Interview: Seamus Fogarty – 'Do I know whether James has anything special planned for us? He wouldn't tell us 'til we get up there'
- David Pollock
- 6 June 2017
Seamus Fogarty talks ahead of this weekend's James Yorkston's Tae Sup Wi' a Fifer
'We first met back in Kilkenny in Ireland,' says Seamus Fogarty of his friendship with James Yorkston, whose singular special guest night in Kirkcaldy he'll be playing this month. 'It was just one of those really nice gigs in a really good music town, and we got talking afterwards. Homegame (the Anstruther micro-festival once run by Yorkston's friend and Domino labelmate King Creosote) was on a couple of weeks later and I asked him if there was any chance of getting me into those shenanigans.' One guest ticket and some discussion later, and Fogarty was set to release 2012's singular psychedelic folk debut album God Damn You Mountain on Homegame's sister label Fence.
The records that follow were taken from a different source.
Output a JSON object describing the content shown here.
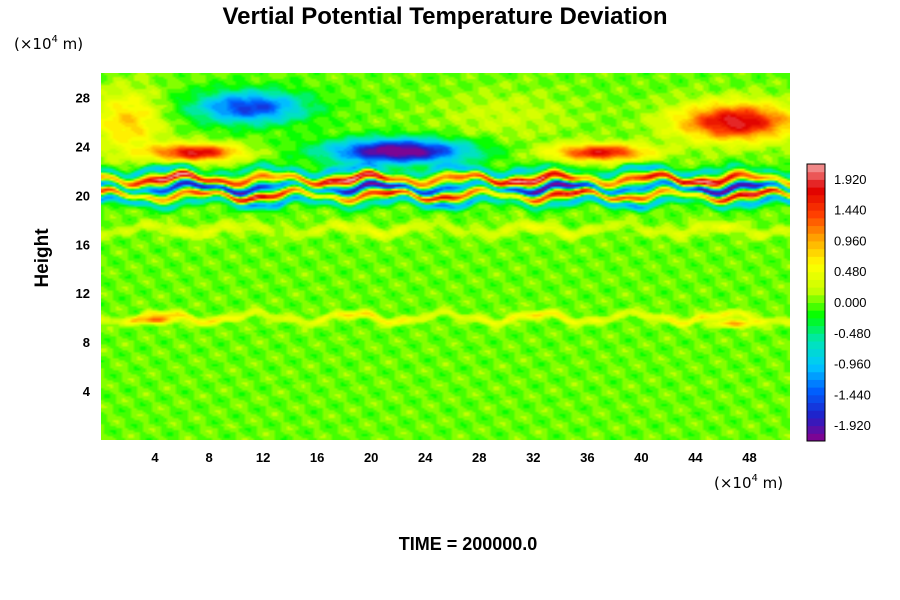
{
  "chart_data": {
    "type": "heatmap",
    "title": "Vertial Potential Temperature Deviation",
    "ylabel": "Height",
    "xlabel": "",
    "x_unit": {
      "base": "(×10",
      "exp": "4",
      "tail": " m)"
    },
    "y_unit": {
      "base": "(×10",
      "exp": "4",
      "tail": " m)"
    },
    "xlim": [
      0,
      51
    ],
    "ylim": [
      0,
      30
    ],
    "x_ticks": [
      "4",
      "8",
      "12",
      "16",
      "20",
      "24",
      "28",
      "32",
      "36",
      "40",
      "44",
      "48"
    ],
    "y_ticks": [
      "4",
      "8",
      "12",
      "16",
      "20",
      "24",
      "28"
    ],
    "colorbar": {
      "labels": [
        "1.920",
        "1.440",
        "0.960",
        "0.480",
        "0.000",
        "-0.480",
        "-0.960",
        "-1.440",
        "-1.920"
      ],
      "min": -2.16,
      "max": 2.16,
      "stops": [
        "#8b008b",
        "#2020c8",
        "#0060ff",
        "#00c8ff",
        "#00e6b4",
        "#00ff00",
        "#c8ff00",
        "#ffff00",
        "#ffaa00",
        "#ff4000",
        "#e00000",
        "#f4a0a0"
      ]
    },
    "field_features": [
      {
        "x": 11,
        "y": 27.2,
        "sx": 4.0,
        "sy": 1.3,
        "amp": -1.6
      },
      {
        "x": 22,
        "y": 23.6,
        "sx": 5.0,
        "sy": 1.0,
        "amp": -2.3
      },
      {
        "x": 7,
        "y": 23.5,
        "sx": 3.2,
        "sy": 0.7,
        "amp": 1.8
      },
      {
        "x": 37,
        "y": 23.5,
        "sx": 3.5,
        "sy": 0.7,
        "amp": 1.7
      },
      {
        "x": 47,
        "y": 26.0,
        "sx": 4.2,
        "sy": 1.5,
        "amp": 1.9
      },
      {
        "x": 30,
        "y": 26.5,
        "sx": 5.0,
        "sy": 2.0,
        "amp": 0.25
      },
      {
        "x": 2,
        "y": 26.0,
        "sx": 2.5,
        "sy": 2.5,
        "amp": 0.8
      },
      {
        "x": 4,
        "y": 9.8,
        "sx": 1.5,
        "sy": 0.3,
        "amp": 1.2
      },
      {
        "x": 47,
        "y": 9.5,
        "sx": 1.5,
        "sy": 0.3,
        "amp": 1.0
      }
    ],
    "bands": [
      {
        "y": 21.3,
        "w": 0.35,
        "amp": 2.2
      },
      {
        "y": 20.6,
        "w": 0.35,
        "amp": -2.2
      },
      {
        "y": 20.0,
        "w": 0.3,
        "amp": 2.0
      },
      {
        "y": 19.4,
        "w": 0.35,
        "amp": -1.2
      },
      {
        "y": 22.0,
        "w": 0.35,
        "amp": -1.0
      },
      {
        "y": 17.2,
        "w": 0.45,
        "amp": 0.45
      },
      {
        "y": 10.0,
        "w": 0.3,
        "amp": 0.7
      }
    ]
  },
  "footer": {
    "time_label": "TIME = 200000.0"
  }
}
Five years on, with work on Johnny 'Pictish Trail' Lynch's Lost Map label in the meantime, Fogarty is ready to take his muse to a new level with October's second album. In the meantime, however, he's returned to Fife at the request of Yorkston for this month's Tae Sup Wi' a Fifer, which takes its name from the old expression 'it taks a lang spoon tae sup wi' a Fifer' (you have to do the accent); literally, 'you need to use a long spoon to drink with a Fifer', because they're sneaky and must be kept at arm's length.
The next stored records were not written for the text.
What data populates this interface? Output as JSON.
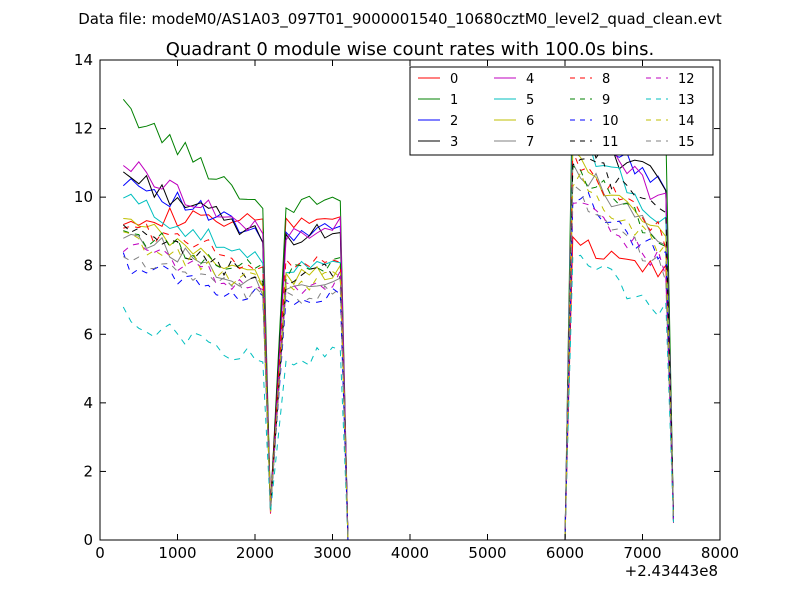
{
  "chart_data": {
    "type": "line",
    "suptitle": "Data file: modeM0/AS1A03_097T01_9000001540_10680cztM0_level2_quad_clean.evt",
    "title": "Quadrant 0 module wise count rates with 100.0s bins.",
    "xlabel": "",
    "ylabel": "",
    "x_offset_label": "+2.43443e8",
    "xlim": [
      0,
      8000
    ],
    "ylim": [
      0,
      14
    ],
    "xticks": [
      "0",
      "1000",
      "2000",
      "3000",
      "4000",
      "5000",
      "6000",
      "7000",
      "8000"
    ],
    "yticks": [
      "0",
      "2",
      "4",
      "6",
      "8",
      "10",
      "12",
      "14"
    ],
    "grid": false,
    "legend_position": "top-right",
    "legend_columns": 4,
    "series": [
      {
        "name": "0",
        "color": "#ff0000",
        "dash": "solid",
        "base": [
          9.5,
          9.2,
          8.6,
          7.8
        ]
      },
      {
        "name": "1",
        "color": "#008000",
        "dash": "solid",
        "base": [
          12.6,
          9.7,
          13.8,
          11.9
        ]
      },
      {
        "name": "2",
        "color": "#0000ff",
        "dash": "solid",
        "base": [
          10.6,
          8.8,
          12.4,
          10.4
        ]
      },
      {
        "name": "3",
        "color": "#000000",
        "dash": "solid",
        "base": [
          10.7,
          8.8,
          11.8,
          10.4
        ]
      },
      {
        "name": "4",
        "color": "#bf00bf",
        "dash": "solid",
        "base": [
          11.0,
          8.9,
          12.6,
          9.8
        ]
      },
      {
        "name": "5",
        "color": "#00bfbf",
        "dash": "solid",
        "base": [
          10.0,
          8.0,
          12.1,
          9.2
        ]
      },
      {
        "name": "6",
        "color": "#bfbf00",
        "dash": "solid",
        "base": [
          9.3,
          7.6,
          11.5,
          8.6
        ]
      },
      {
        "name": "7",
        "color": "#808080",
        "dash": "solid",
        "base": [
          9.0,
          7.4,
          11.2,
          8.5
        ]
      },
      {
        "name": "8",
        "color": "#ff0000",
        "dash": "dashed",
        "base": [
          9.2,
          8.0,
          11.3,
          8.8
        ]
      },
      {
        "name": "9",
        "color": "#008000",
        "dash": "dashed",
        "base": [
          9.0,
          7.8,
          11.1,
          8.7
        ]
      },
      {
        "name": "10",
        "color": "#0000ff",
        "dash": "dashed",
        "base": [
          8.1,
          7.0,
          10.3,
          8.1
        ]
      },
      {
        "name": "11",
        "color": "#000000",
        "dash": "dashed",
        "base": [
          9.0,
          7.6,
          11.4,
          9.6
        ]
      },
      {
        "name": "12",
        "color": "#bf00bf",
        "dash": "dashed",
        "base": [
          8.6,
          7.3,
          10.0,
          8.0
        ]
      },
      {
        "name": "13",
        "color": "#00bfbf",
        "dash": "dashed",
        "base": [
          6.5,
          5.2,
          8.5,
          6.6
        ]
      },
      {
        "name": "14",
        "color": "#bfbf00",
        "dash": "dashed",
        "base": [
          8.8,
          7.4,
          10.8,
          8.4
        ]
      },
      {
        "name": "15",
        "color": "#808080",
        "dash": "dashed",
        "base": [
          8.3,
          7.0,
          10.5,
          7.8
        ]
      }
    ],
    "segments": [
      {
        "x_start": 300,
        "x_end": 2100,
        "dip_x": 2200,
        "dip_y": 0.9
      },
      {
        "x_start": 2400,
        "x_end": 3100,
        "drop_x": 3200
      },
      {
        "x_start": 6000,
        "x_end": 7300,
        "drop_x": 7400
      }
    ],
    "zero_range": [
      3200,
      6000
    ]
  }
}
Fifer Yorkston is in on the joke, of course, and the monthly gig at the theatre named after Kirkcaldy's most famous son brings unique and attractive lineups to a historic town which also gave us Robert Adam, Gordon Brown, Val McDermid, the bassist from Coldplay and the third member of Bros. This month's show will also feature iconic English folk guitarist Martin Simpson and vaudevillian Belfast singer-songwriter Peter 'Duke Special' Wilson.
'It's been three or four years since I was last in Fife,' says Fogarty. 'Last time I was actually in Kirkcaldy, opening for Malcolm Middleton. Do I know whether James has anything special planned for us? No, that's the kind of thing he wouldn't tell us 'til we get up there, just to keep a man on his toes. It would be nice to play tunes together, but I'm just looking forward to seeing what happens. James is a good man to have at the helm.'
After this, Fogarty is trying to get a last-minute festival schedule together (bookers take note), but mainly he's just glad the album is ready. 'It was recorded in a converted church in Ramsgate,' he says. 'It sounds much bigger than the last one, much more collaborative; the last one was a real solo effort. I mean, I'm not trying to make something that sounds really polished and it's not that big a departure from before – there's a bit of electronics, a bit of oddness and a few songs with choruses in there. That last one might be a departure, actually …'
James Yorkston's Tae Sup Wi' a Fifer, Adam Smith Theatre, Kirkcaldy, Sat 10 Jun.